Congressman Charles B. Sedgwick to John M. Forbes, December 22, 1862

Washington, 22d December, 1862.

My Dear Mr. Forbes, — I have shown your letter (copy) to Mr. Fessenden to several conservative gentlemen of my acquaintance. They all agree in saying that it would be well to send on a strong delegation of clergy and laity to urge on the President. Some doubt his intention to issue the proclamation of 1st January; I do not. Many assert, more fear, that it will be essentially modified from what is promised. I do not fear this; but what I do fear is, that he will stop with the proclamation and take no active and vigorous measures to insure its efficacy.
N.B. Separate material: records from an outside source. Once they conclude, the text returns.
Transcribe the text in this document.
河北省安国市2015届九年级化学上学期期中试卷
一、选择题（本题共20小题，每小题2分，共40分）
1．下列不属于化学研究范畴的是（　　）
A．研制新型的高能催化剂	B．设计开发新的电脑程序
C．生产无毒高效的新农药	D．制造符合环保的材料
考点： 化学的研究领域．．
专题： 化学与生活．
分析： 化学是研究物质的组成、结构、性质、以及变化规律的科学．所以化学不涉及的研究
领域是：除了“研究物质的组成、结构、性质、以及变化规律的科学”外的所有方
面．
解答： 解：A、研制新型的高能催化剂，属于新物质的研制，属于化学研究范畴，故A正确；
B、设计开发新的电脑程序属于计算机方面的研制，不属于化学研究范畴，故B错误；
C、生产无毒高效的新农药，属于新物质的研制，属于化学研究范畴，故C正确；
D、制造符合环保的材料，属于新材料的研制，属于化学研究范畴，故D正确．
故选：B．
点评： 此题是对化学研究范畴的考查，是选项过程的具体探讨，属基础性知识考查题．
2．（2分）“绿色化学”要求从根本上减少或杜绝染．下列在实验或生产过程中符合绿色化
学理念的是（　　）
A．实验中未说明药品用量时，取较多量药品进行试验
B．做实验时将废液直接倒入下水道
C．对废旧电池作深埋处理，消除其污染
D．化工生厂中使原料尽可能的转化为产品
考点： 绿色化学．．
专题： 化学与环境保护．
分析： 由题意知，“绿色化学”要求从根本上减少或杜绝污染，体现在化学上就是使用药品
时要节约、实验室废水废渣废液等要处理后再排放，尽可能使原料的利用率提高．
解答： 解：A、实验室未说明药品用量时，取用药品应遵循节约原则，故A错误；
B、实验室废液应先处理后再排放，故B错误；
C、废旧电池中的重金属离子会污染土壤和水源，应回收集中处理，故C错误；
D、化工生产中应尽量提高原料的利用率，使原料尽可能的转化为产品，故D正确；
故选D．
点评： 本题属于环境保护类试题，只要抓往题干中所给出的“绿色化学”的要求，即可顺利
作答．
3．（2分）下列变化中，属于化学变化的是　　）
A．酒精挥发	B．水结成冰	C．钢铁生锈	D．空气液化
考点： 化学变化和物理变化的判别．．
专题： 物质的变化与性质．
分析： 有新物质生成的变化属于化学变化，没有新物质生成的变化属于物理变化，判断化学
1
I say he will issue it, because it is his own offspring, which Seward tried hard to strangle at its birth, and failed to do it. If the President don't tell you all about it some time, I will, as I heard the story from the chief himself. Judge Kelly told me this evening he had just come from Stanton, who told him that the President and Burnside had been there but a little while before, and this subject coming up, the President said “that he could not stop the Proclamation if he would, and he would not if he could; that just as soon as the first of January dawned it would be issued.” So I cannot doubt that it will be issued. There are other facts within my knowledge which convince me that it will certainly go forth. Every conceivable influence has been brought to bear upon him to induce him to withhold or modify, — threats, entreaties, all sorts of humbugs, but he is firm as a mule.
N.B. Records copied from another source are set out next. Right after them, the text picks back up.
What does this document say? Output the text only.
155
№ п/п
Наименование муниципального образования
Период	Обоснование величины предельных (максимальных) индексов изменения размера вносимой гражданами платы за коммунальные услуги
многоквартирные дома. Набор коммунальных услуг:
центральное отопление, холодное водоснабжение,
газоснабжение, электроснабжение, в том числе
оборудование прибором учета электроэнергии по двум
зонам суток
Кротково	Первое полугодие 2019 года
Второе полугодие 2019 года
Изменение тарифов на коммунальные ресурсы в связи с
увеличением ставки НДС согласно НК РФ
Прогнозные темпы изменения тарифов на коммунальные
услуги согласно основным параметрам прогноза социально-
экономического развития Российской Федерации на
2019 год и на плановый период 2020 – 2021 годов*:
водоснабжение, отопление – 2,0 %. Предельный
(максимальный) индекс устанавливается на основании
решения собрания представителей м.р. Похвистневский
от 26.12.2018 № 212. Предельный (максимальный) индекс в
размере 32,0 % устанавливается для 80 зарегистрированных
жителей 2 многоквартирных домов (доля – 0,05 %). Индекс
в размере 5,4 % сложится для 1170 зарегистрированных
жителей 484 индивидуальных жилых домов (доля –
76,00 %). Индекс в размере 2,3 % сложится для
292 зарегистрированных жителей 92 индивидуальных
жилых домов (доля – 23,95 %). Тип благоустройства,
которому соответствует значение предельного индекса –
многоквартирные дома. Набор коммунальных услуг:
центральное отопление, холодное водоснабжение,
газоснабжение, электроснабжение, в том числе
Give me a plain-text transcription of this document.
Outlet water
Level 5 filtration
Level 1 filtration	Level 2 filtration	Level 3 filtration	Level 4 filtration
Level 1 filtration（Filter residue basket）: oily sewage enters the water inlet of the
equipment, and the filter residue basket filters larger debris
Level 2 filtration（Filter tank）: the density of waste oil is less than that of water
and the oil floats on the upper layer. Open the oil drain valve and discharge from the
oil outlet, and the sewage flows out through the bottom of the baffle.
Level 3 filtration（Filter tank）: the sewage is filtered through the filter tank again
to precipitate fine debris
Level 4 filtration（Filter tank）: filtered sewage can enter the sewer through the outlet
Now if Banks can start from Mobile or New Orleans with a sufficient army, or send Butler, which will be equally well, perhaps, armed with this proclamation, and enlist every able-bodied, willing, loyal negro, as he progresses into the country, until he has 100,000 of them under arms, the great work will be accomplished. If Banks was sent South for some such purpose, the expedition is a sensible one; if not, it is pure strategy, and not worth, in the aggregate, so much as one of the rotten ships in which it was embarked. I say by all means come on and be here in force the last of this month. Be ready to shout Hallelujah on the morning of 1st January, and let the President know that he is to have sympathy and support. By all means, put him up to practical measures to make it successful. Tell him the world will pardon his crimes, and his stories even, if he only makes the proclamation a success, and that if he fails he will be gibbeted in history as a great, long-legged, awkward, country pettifogger, without brains or backbone.
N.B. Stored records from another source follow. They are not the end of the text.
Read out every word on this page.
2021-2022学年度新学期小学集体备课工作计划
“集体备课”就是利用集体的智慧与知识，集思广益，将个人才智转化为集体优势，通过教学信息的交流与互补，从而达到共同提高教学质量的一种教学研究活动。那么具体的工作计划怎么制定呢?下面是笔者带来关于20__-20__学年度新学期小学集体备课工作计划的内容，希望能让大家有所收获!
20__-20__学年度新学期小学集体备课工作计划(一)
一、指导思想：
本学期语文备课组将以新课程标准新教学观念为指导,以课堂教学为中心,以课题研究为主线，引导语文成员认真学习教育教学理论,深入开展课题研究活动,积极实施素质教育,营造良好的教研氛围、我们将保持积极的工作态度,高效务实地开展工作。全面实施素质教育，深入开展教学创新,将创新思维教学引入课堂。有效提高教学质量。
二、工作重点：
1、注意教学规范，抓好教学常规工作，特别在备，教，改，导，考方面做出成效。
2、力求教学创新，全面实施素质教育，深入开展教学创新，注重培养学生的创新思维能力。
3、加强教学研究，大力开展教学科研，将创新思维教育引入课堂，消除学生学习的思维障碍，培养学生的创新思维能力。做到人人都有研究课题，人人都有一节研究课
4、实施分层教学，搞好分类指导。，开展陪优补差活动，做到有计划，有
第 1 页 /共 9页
We have had a nice row in the cabinet. The Senate had a secret caucus and resolved to get rid of the President's evil genius, Seward. Preston King, fearing Seward, loose, would endanger his prospects for senator, slipped out and told Seward all about it. Seward tendered his resignation Wednesday evening. By Thursday morning his friends began to pour in, to threaten the President if he accepted it. The world in general only found it out on Friday. Chase, like a good boy, on Saturday went out to bring little wandering Willie back. The telegraph is forbidden to carry the startling news to the country, except, now, to my Lord Thurlow1and some others; and on Monday all goes “merry as a marriage bell” again. So the Senate is snubbed, Seward is more powerful than ever, Chase's radical friends are disgusted that he has been used to save Seward from his folly, and the great chasm into which the administration was to fall is bridged. Vive la Humbug!
_______________

1 Thurlow Weed, editor of the Albany Journal, Mr. Seward's right-hand man. — Ed.